La lecture du parc complète l'analyse : 77 diagnostics publiés pour 1 000 résidences principales, environ 24 logements occupés par leur propriétaire, un bassin de travaux structuré autour de CC de l'Oriente. Ce volume ne préjuge d'aucune éligibilité individuelle : il indique seulement où se concentrent, à Moïta, les situations où le scénario décrit sur cette page a le plus de chances d'être pertinent.
Le solde après aides s'étale : sur le cas type à Moïta, le reste à charge d'un ménage très modeste ressort à 6 000 € après aide ANAH et prise en charge de l'accompagnement. Étalé sur quinze ans en éco-prêt à taux zéro, cela représente de l'ordre de 35 € par mois, à comparer aux 1 100 € d'économie annuelle attendue sur la facture d'énergie.
Sur le cas type retenu à Moïta — 95 m² en zone H3 — la rénovation d'un bâti antérieur à 1948 porte sur environ 105 m² de mur en pierre ou pan de bois. Au prix de marché observé, 130 à 260 € par m² de mur en pierre ou pan de bois, le poste ressort entre 13 650 € et 27 300 € TTC, à comparer à l'assiette plafonnée de 40 000 € HT mobilisable dès trois classes gagnées.
Le choix du scénario change l'assiette : à Moïta, elle passe de 30 000 € HT à deux classes à 40 000 € HT dès trois classes. Avec le bâti ancien chiffré autour de 20 475 €, l'arbitrage consiste à vérifier si le poste complémentaire nécessaire pour franchir la troisième classe coûte moins que le supplément d'aide qu'il déclenche.
L'arbitrage se fait en part d'assiette : à Moïta, le bâti ancien en absorbe environ 51 %. Il reste donc de la marge pour les autres lots du bouquet, sachant que l'aide portée par ce seul poste va de 9 214 € à 16 380 € selon la catégorie de ressources.
La part de propriétaires occupants — 61 % à Moïta — dessine le volume de projets réellement engageables à court terme sur la rénovation d'un bâti antérieur à 1948, soit environ 24 logements. Le reste du parc suppose un montage locatif, avec ses propres conditions d'éligibilité.
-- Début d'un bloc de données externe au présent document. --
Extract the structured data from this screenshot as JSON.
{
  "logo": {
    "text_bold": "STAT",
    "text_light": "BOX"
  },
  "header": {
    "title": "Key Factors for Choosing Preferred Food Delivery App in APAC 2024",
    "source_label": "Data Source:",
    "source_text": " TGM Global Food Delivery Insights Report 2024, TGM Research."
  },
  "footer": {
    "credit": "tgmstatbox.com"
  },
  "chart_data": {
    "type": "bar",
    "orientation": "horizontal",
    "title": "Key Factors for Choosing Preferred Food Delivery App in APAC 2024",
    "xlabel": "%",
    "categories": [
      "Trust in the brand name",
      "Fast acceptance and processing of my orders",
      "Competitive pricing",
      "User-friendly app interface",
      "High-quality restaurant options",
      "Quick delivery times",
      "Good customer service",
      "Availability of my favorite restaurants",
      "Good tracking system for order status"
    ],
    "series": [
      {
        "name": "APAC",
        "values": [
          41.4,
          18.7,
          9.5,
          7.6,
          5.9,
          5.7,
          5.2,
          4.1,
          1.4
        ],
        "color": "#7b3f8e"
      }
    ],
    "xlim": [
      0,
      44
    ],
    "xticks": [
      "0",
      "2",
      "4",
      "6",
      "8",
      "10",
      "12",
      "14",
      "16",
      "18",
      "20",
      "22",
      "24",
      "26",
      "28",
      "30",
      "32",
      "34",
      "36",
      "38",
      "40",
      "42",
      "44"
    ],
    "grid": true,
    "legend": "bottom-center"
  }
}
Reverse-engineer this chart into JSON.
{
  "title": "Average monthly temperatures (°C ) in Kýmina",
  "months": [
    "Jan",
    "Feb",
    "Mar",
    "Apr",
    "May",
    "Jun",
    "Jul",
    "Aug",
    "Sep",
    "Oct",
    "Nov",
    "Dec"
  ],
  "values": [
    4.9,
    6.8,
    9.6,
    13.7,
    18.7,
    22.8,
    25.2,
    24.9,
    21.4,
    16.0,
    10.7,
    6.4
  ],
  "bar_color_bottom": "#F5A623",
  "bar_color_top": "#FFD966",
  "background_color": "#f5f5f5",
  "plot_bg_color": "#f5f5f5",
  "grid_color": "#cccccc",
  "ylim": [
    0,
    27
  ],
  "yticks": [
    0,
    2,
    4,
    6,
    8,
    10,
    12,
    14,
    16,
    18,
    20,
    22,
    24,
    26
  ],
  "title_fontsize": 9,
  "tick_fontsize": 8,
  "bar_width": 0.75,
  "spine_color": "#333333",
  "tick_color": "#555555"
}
Amortissement à Moïta : le poste de 20 475 € s'étale sur une vingtaine d'années d'usage, soit 1 024 € par an. Encore faut-il que une perméance compatible avec un mur capillaire (µ faible) reste vérifié après travaux, faute de quoi la performance se dégrade avant la fin de l'amortissement.
Le relais de proximité compte autant que le barème national : à Moïta est rattachée à CC de l'Oriente. Les conseillers France Rénov' de ce périmètre valident la cohérence du projet de la rénovation d'un bâti antérieur à 1948 et signalent les dispositifs locaux cumulables.
L'écueil le plus coûteux reste un isolant étanche à la vapeur posé sur un mur qui doit sécher. Sa reprise après coup coûte couramment 10 à 20 % du poste, soit 2 048 € à 4 095 € sur le chiffrage retenu à Moïta — un montant qui n'est jamais couvert une seconde fois par l'aide, déjà consommée.